LITTLE ROCK (AGFC) - Did you miss a shot at a deer in this last deer season? If so, you have plenty of company with other Arkansas hunters.
Chances are you have given thought to some shooting practice, and this is logical. Accuracy with a rifle comes through practice.
For this, a hunter can buy several boxes of ammunition for his or her deer rifle and head to the range. An alternative, and much less expensive, is to take a .22 -caliber rifle and plenty of ammo to the range.
Sure, the .22 is a gun you won't use in deer hunting, but it provides an easy and convenient means of improving your skills in shooting, according to the Arkansas Game and Fish Commission.
Truthfully, how much did you shoot between the 2009 deer season and the 2010 deer season? None? Just those three shots to "sight in" your deer rifle the day before the season opened?
OK, this can be changed. A shooting range makes a better and safer place to practice than putting up a target out in a field somewhere. A quick phone call to an AGFC regional office or to a sporting goods store will give you the location of a range open to the public in your area. In central Arkansas, the Dr. James E. Moore Jr. Camp Robinson Firing Range is on Clinton Road, just north of Arkansas Highway 89 east of Mayflower.

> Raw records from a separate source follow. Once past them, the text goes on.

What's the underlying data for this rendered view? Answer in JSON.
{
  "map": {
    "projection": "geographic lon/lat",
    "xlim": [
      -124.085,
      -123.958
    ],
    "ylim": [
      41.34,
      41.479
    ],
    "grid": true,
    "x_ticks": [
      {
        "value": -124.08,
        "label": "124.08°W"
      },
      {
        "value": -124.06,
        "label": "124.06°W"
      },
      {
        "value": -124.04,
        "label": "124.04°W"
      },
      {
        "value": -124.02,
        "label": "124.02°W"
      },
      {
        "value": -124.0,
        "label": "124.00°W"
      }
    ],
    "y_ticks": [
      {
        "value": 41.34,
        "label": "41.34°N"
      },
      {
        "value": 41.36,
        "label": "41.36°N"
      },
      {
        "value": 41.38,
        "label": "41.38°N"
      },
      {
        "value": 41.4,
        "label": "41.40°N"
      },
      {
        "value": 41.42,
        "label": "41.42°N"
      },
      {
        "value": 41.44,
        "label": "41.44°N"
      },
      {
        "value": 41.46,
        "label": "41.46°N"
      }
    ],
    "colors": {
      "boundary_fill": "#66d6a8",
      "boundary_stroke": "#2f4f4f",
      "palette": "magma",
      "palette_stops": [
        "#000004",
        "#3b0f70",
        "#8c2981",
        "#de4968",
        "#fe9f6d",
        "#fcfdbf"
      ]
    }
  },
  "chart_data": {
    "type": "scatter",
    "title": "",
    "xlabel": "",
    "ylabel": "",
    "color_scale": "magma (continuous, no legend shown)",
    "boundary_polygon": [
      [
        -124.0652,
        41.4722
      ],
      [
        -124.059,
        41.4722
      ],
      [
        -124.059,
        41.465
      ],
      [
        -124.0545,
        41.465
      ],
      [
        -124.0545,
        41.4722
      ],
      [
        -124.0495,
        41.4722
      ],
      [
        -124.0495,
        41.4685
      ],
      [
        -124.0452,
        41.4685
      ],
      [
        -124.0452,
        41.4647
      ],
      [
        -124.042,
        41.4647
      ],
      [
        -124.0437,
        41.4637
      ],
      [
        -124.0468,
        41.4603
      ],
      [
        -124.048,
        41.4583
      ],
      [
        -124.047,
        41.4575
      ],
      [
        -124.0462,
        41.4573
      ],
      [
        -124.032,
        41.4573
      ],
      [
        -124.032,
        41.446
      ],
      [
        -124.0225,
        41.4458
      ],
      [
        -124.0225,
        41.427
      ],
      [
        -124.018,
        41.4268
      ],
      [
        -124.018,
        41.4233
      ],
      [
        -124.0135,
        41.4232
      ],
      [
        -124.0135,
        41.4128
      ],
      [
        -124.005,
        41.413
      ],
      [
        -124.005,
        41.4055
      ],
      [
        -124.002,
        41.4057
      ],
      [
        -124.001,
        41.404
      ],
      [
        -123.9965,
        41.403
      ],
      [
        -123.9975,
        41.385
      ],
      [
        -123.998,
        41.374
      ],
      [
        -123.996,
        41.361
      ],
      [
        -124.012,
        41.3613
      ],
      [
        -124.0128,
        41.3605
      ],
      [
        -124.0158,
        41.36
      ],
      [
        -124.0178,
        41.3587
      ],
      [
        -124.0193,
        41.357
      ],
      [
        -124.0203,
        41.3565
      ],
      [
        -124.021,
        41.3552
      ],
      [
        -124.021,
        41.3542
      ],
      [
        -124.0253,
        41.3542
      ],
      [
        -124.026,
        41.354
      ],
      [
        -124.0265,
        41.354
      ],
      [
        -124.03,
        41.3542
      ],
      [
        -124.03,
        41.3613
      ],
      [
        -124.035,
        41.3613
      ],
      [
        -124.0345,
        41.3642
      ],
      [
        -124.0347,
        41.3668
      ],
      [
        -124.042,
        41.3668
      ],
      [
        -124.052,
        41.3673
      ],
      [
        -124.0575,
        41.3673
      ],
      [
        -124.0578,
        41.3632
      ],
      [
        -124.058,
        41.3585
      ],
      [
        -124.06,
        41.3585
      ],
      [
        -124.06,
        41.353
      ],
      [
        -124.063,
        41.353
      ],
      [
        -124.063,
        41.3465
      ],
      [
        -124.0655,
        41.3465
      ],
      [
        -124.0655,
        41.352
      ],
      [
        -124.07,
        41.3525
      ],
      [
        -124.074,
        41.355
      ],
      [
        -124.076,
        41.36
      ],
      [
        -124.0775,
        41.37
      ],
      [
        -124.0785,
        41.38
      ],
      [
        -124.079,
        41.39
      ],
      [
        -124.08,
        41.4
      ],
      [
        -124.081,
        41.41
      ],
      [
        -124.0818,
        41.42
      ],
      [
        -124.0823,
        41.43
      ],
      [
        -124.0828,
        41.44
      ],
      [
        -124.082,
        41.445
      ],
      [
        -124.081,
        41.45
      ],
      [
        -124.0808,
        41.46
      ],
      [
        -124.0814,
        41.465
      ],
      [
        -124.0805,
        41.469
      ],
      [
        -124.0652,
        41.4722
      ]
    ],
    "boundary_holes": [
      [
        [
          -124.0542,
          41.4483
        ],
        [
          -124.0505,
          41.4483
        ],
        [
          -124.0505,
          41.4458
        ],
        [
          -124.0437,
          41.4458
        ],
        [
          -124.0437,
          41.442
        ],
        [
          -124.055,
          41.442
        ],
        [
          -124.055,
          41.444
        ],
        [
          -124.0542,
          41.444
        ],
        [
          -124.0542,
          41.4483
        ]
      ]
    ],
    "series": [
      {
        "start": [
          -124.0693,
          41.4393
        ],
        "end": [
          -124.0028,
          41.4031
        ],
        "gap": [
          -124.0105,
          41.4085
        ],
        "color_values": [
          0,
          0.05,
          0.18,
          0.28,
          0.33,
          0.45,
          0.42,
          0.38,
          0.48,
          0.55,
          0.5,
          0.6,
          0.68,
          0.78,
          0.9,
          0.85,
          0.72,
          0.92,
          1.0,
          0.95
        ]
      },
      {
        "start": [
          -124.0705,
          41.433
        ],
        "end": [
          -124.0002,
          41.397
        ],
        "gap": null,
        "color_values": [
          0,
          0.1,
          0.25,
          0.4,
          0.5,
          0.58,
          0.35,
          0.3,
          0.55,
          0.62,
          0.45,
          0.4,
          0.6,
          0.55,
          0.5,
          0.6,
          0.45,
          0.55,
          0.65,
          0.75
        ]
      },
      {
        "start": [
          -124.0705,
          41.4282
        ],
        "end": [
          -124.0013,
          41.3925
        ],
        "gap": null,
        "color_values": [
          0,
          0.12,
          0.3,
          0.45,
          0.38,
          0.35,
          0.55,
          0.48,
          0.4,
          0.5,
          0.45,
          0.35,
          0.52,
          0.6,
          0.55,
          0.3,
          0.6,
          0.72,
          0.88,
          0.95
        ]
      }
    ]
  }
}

Shoot first with the aid of a bench rest. Using sand bags or a cradle will steady the rifle and remove the shaking element from the shot. With the use of the bench rest, the shooter can make sure the .22 is on target.
When satisfied that the rifle is shooting on target, practice from both sitting and standing positions. These are the ones you are most likely to use in deer hunting. The most accurate of the field-shooting positions is prone, but seldom will an Arkansas deer hunter have occasion to use this. The sitting position is what many deer-stand users and ground-blind hunters will take when a deer appears.
The standing position is the most difficult in which to hold a rifle steady. Practice will help this, however.
The steps in shooting a rifle after it is loaded are raising the firearm into position, moving the safety into the fire mode, sighting, breathing and squeezing, not pulling, the trigger.
Breathing? Yes, this is important.
The tried and true recommendation of experts, including military shooting instructors, is to take a breath, let out a comfortable amount of air, and then squeeze the trigger. It shouldn't be a deep breath, and the upcoming trigger squeeze should be smooth. Ideally, the rifle should fire before you realize it. However, many shooters familiar with their firearms may be able to anticipate when the trigger will break. Anticipating the firing can be a route to flinching, and this means a less-accurate shot. Therefore, shooters should concentrate on a proper follow through when the trigger breaks.
A result of a few sessions with a .22 rifle at a shooting range is that you will become much more accustomed to the feel and the routine of shooting a rifle. This practice will pay off when it's time to pick up the deer rifle.